The new deadline for submissions is 1st December 2021

The APBGG shall be writing a report to present its findings and will submit this to:

  • to the DCMS Review of the Gambling Act
  • to whichever Minister in BEIS holds responsibility for the oversight of industry regulators
  • publication on the APBGG website to have the report distributed to whoever wants it
  • the CEO of the Gambling Commission who has agreed to attend an invited industry audience meeting of the Group to respond to the report.

Upon extending the deadline of the Investigation, Scott Benton MP, Co-Chair of the Parliamentary All Party Betting & Gaming Group said:

“We have been shocked by two things since we launched this investigation, the sheer scale and severity of evidence that has been submitted to us and the abject terror that the industry has of recriminations by the regulator. Much of our efforts so far have been of assuring operators and their advisors of their anonymity. Without wishing to pre-judge the outcome of our investigation it does appear that this regulator has not been acting like any normal regulator for quite some time.

I would like to take this opportunity to thank those who have submitted evidence of what is showing to be numerous examples of often incredibly tortuous, arbitrary and expensive dealings with the UKGC and reiterate our promise of absolute anonymity to any remaining operators or advisors to submit their experiences without any fear of retribution. As a Group we stand wholeheartedly behind the British gambling industry’s desire to be well regulated by a competent and fair regulator.”

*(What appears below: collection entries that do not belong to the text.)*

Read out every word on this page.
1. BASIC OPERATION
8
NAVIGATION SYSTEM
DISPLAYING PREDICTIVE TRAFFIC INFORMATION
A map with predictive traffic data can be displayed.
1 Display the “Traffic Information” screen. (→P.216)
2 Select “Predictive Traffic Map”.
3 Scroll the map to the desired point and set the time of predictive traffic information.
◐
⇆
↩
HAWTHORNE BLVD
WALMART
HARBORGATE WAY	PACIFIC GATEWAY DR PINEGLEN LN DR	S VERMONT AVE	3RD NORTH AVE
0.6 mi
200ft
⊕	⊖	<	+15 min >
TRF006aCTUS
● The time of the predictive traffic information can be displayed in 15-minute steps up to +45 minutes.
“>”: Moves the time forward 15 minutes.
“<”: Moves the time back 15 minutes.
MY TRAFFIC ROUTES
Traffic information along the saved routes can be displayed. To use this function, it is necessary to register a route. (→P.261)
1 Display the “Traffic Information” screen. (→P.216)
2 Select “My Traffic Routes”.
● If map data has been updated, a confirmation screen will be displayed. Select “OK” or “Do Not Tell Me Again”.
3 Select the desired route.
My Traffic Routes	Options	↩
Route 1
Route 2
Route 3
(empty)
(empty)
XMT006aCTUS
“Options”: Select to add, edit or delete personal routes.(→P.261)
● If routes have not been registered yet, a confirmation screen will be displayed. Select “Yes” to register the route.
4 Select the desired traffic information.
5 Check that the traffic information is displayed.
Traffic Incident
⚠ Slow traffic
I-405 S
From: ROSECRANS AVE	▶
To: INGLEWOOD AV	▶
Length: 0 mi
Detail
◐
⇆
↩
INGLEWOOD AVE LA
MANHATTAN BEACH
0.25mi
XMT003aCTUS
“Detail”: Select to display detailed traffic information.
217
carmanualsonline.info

The Parliamentary All-Party Betting & Gaming Group was set up by a group of Parliamentarians, who had taken part in the numerous debates on what would become the Gambling Act 2005. They wished to continue their interest in the British gambling industry and have over the years become respected as some of the most knowledgeable Parliamentarians on the subject.

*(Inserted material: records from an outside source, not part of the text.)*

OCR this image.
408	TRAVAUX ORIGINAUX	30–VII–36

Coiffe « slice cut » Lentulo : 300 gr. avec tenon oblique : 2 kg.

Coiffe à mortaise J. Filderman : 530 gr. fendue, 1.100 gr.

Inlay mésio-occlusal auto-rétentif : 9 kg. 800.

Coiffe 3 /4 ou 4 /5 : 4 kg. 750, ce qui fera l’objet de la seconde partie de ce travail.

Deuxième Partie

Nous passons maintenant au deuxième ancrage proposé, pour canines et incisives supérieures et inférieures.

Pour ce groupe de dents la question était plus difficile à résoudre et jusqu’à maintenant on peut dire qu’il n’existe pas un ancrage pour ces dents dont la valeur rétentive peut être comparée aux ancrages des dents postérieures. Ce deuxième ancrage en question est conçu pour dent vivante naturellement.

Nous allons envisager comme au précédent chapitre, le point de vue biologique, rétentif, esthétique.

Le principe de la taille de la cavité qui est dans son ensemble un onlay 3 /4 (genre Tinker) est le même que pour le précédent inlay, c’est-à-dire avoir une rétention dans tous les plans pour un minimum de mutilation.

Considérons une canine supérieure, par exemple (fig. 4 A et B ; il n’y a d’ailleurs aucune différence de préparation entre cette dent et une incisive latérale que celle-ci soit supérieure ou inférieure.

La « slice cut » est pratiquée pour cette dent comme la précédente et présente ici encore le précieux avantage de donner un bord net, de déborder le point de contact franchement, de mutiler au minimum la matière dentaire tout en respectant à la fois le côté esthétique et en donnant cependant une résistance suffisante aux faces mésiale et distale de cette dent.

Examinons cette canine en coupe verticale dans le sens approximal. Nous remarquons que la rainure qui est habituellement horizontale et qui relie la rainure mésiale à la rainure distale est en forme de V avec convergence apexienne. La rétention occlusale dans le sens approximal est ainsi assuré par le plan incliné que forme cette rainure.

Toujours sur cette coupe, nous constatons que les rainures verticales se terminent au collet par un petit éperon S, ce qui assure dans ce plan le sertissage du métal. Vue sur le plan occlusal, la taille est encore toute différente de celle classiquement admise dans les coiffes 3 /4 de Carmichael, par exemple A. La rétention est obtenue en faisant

Members of the Group are often the main contributors to any gambling debate in either House and their views are highly regarded in Westminster, Whitehall and Downing Street. The Group maintains a view that gambling should be legal and well-regulated but beyond that, encompasses a wide spectrum of beliefs into the extent and scope of gambling provision that should be allowed. Above all the Group wishes to engage with the stakeholders in the UK gambling industry, learn from them to educate the debate, while maintaining an independence of views.

Notes for Editors:

  1. This is not an official press release of the House of Commons or the House of Lords. It has not been approved by either House or its Committees. All-Party Parliamentary Groups are informal groups of Members of both Houses with a common interest in particular issues.
  2. Press enquiries should be made through the relevant part of the website: https://www.apbgg.org/press-enquirie
  3. Contact details for the Parliamentary All Party Betting & Gaming Group are:
    • Public Enquiry Point: Steve Donoughue. Email: sdonoughue@gamblingconsultant.co.uk
    • Parliamentary Registered Contact: Mr Scott Benton MP, Office of Scott Benton MP, Lancaster House, Amy Johnson Way, Blackpool, FY4 2RP. Tel: 01253 361 350

2.  Asked about Scott Benton’s above-mentioned comments, the Gambling Commission’s CEO, Andrew Rhodes, is quoted in a Racing Post article saying that, in his dealings with operators, he has not had any indications of abject terror that the industry has of recriminations by the regulator”, adding that: “If there are organisations that feel abject terror from the regulator I would be surprised. It’s definitely true there are operators who do not like being on the wrong end of enforcement action so the very easy answer to that is comply with the regulations and it won’t happen.”